With Poland’s production incentives finally prepped for launch after years of industry efforts to make the country more competitive, bizzers in the country are stoked these days. Even before offering sweeteners Poland managed to persuade the producers of “Wonder Woman,” “Isle of Dogs” and “Atomic Blonde” to shoot in the country. It has a production output of some 60 features annually, so the country’s film executives are bullish on building up business.
Poles face challenges as latecomers to the game, with incentives already up and running in 11 former Soviet bloc countries. However, Poland has also benefited from the experience of others, offering an incentives package with smart engineering that features many aspects others have spent years honing for its expected 30% rebates.

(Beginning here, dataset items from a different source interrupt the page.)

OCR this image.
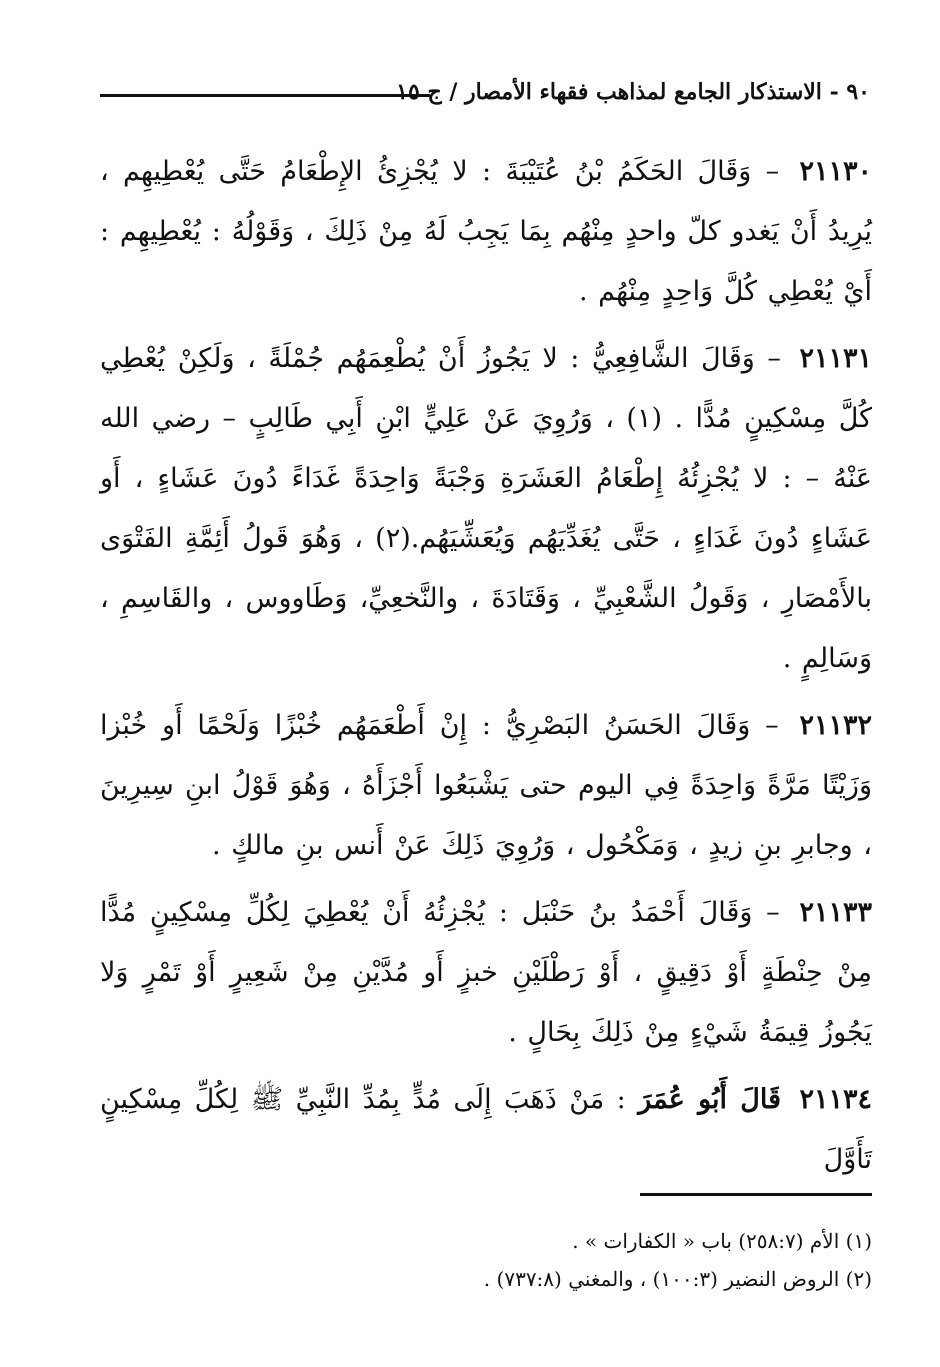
٩٠ - الاستذكار الجامع لمذاهب فقهاء الأمصار / ج ١٥

٢١١٣٠ – وَقَالَ الحَكَمُ بْنُ عُتَيْبَةَ : لا يُجْزِئُ الإِطْعَامُ حَتَّى يُعْطِيهِم ، يُرِيدُ أَنْ يَغدو كلّ واحدٍ مِنْهُم بِمَا يَجِبُ لَهُ مِنْ ذَلِكَ ، وَقَوْلُهُ : يُعْطِيهِم : أَيْ يُعْطِي كُلَّ وَاحِدٍ مِنْهُم .

٢١١٣١ – وَقَالَ الشَّافِعِيُّ : لا يَجُوزُ أَنْ يُطْعِمَهُم جُمْلَةً ، وَلَكِنْ يُعْطِي كُلَّ مِسْكِينٍ مُدًّا . (١) ، وَرُوِيَ عَنْ عَلِيٍّ ابْنِ أَبِي طَالِبٍ – رضي الله عَنْهُ – : لا يُجْزِئُهُ إِطْعَامُ العَشَرَةِ وَجْبَةً وَاحِدَةً غَدَاءً دُونَ عَشَاءٍ ، أَو عَشَاءٍ دُونَ غَدَاءٍ ، حَتَّى يُغَدِّيَهُم وَيُعَشِّيَهُم.(٢) ، وَهُوَ قَولُ أَئِمَّةِ الفَتْوَى بالأَمْصَارِ ، وَقَولُ الشَّعْبِيِّ ، وَقَتَادَةَ ، والنَّخعِيِّ، وَطَاووس ، والقَاسِمِ ، وَسَالِمٍ .

٢١١٣٢ – وَقَالَ الحَسَنُ البَصْرِيُّ : إِنْ أَطْعَمَهُم خُبْزًا وَلَحْمًا أَو خُبْزا وَزَيْتًا مَرَّةً وَاحِدَةً فِي اليوم حتى يَشْبَعُوا أَجْزَأَهُ ، وَهُوَ قَوْلُ ابنِ سِيرِينَ ، وجابرِ بنِ زيدٍ ، وَمَكْحُول ، وَرُوِيَ ذَلِكَ عَنْ أَنس بنِ مالكٍ .

٢١١٣٣ – وَقَالَ أَحْمَدُ بنُ حَنْبَل : يُجْزِئُهُ أَنْ يُعْطِيَ لِكُلِّ مِسْكِينٍ مُدًّا مِنْ حِنْطَةٍ أَوْ دَقِيقٍ ، أَوْ رَطْلَيْنِ خبزٍ أَو مُدَّيْنِ مِنْ شَعِيرٍ أَوْ تَمْرٍ وَلا يَجُوزُ قِيمَةُ شَيْءٍ مِنْ ذَلِكَ بِحَالٍ .

٢١١٣٤ قَالَ أَبُو عُمَرَ : مَنْ ذَهَبَ إِلَى مُدٍّ بِمُدِّ النَّبِيِّ ﷺ لِكُلِّ مِسْكِينٍ تَأَوَّلَ

(١) الأم (٢٥٨:٧) باب « الكفارات » .

(٢) الروض النضير (١٠٠:٣) ، والمغني (٧٣٧:٨) .
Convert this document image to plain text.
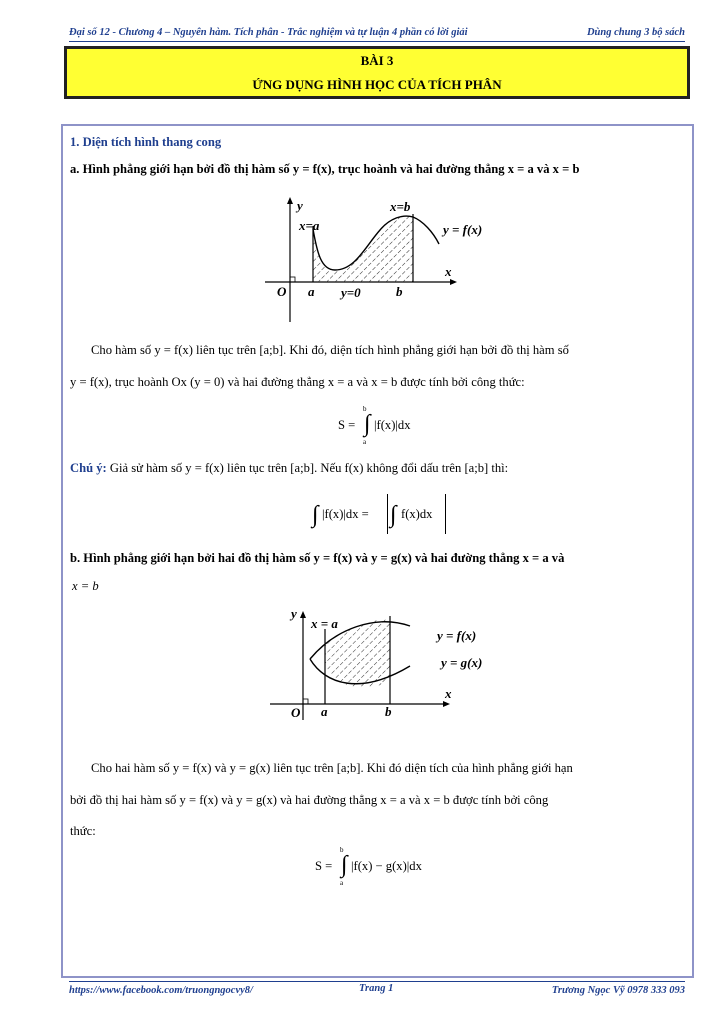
Đại số 12 - Chương 4 – Nguyên hàm. Tích phân - Trắc nghiệm và tự luận 4 phần có lời giải	Dùng chung 3 bộ sách
BÀI 3
ỨNG DỤNG HÌNH HỌC CỦA TÍCH PHÂN
1. Diện tích hình thang cong
a. Hình phẳng giới hạn bởi đồ thị hàm số y = f(x), trục hoành và hai đường thẳng x = a và x = b
y
x
O a	b
x=a
x=b
y=0
y = f(x)
Cho hàm số y = f(x) liên tục trên [a;b]. Khi đó, diện tích hình phẳng giới hạn bởi đồ thị hàm số
y = f(x), trục hoành Ox (y = 0) và hai đường thẳng x = a và x = b được tính bởi công thức:
S = ∫
b
a
|f(x)|dx
Chú ý: Giả sử hàm số y = f(x) liên tục trên [a;b]. Nếu f(x) không đổi dấu trên [a;b] thì:
∫ |f(x)|dx = ∫ f(x)dx
b. Hình phẳng giới hạn bởi hai đồ thị hàm số y = f(x) và y = g(x) và hai đường thẳng x = a và
x = b
y
x
O a	b
x = a
y = f(x)
y = g(x)
Cho hai hàm số y = f(x) và y = g(x) liên tục trên [a;b]. Khi đó diện tích của hình phẳng giới hạn
bởi đồ thị hai hàm số y = f(x) và y = g(x) và hai đường thẳng x = a và x = b được tính bởi công
thức:
S = ∫
b
a
|f(x) − g(x)|dx
https://www.facebook.com/truongngocvy8/	Trang 1	Trương Ngọc Vỹ 0978 333 093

Officials from the Polish Film Institute recently announced incentives will be available for producers of co-productions with Poland that are more than 70 minutes with a minimum spend of $1 million and to foreign films that hire Polish services companies on projects budgeted for at least $540,000.
TV series of 45-minute episodes or longer spending $400,000 per episode are also eligible as are animated features of 70 minutes or longer budgeted at $540,000. Documentaries of 50 minutes or longer with budgets of at least $100,000 are also in the running.
An annual cap of $4 million in rebates per project and $5.4 million per individual is expected, with the PFI administering the system with a total annual budget of $54 million on tap.
Local producers are eligible — or foreign producers working with local ones — and in Poland’s case, applicants must have 75% of their budget secured to be eligible.
But, with Romania, Greece and Cyprus joining Poland in the incentives game over the past year, competition in the region is heating up. Serbia and Slovenia now offer 25% rebates while Georgia, Macedonia, Latvia, Slovakia and the Czechia kick in 20% cash-back for production spends.
Romania’s offer of 30% stands out as one of the most attention getting, though its practicability has yet to be tested by many major projects from the West.
Other territories continue to ramp up their offerings and ease of access too: Croatia’s rebates were bumped to 25% recently, while Lithuania’s and Hungary’s have increased to 30%.
Lithuania is now finding its incentives system, first put online in 2014, finally reaping real rewards with a steady stream of inbound projects, say industry officials there. The lesson, as they pointed out at a workshop at Estonia’s Black Nights film fest, is that launching rebates is no guarantee on its own of drawing business these days.
Instead, it takes a sustained commitment to honing them, easing payout systems and allowing time for word to spread from international producers who have road tested the rebates directly. BBC series “War and Peace” and “Catherine the Great,” distribbed by HBO, are among those that have helped build up Lithuania’s appeal.
Some 68 filmmakers scored incentives coin in the country from 2014 to 2017, according to Olsberg-SPI, during which time the Baltic state garnered $27.8 million in foreign production investment.
In the first half of 2018, production spending surpassed $15.9 million in Lithuania, marking a significant increase since the incentives were launched. The boost is just a fraction of the biz that Western European nations have done in the wake of sweeteners (the U.K. made $3.58 billion from them in 2016 alone, Oldberg-SPI indicates), but for a nation of Lithuania’s size, the impact on the film sector is substantial.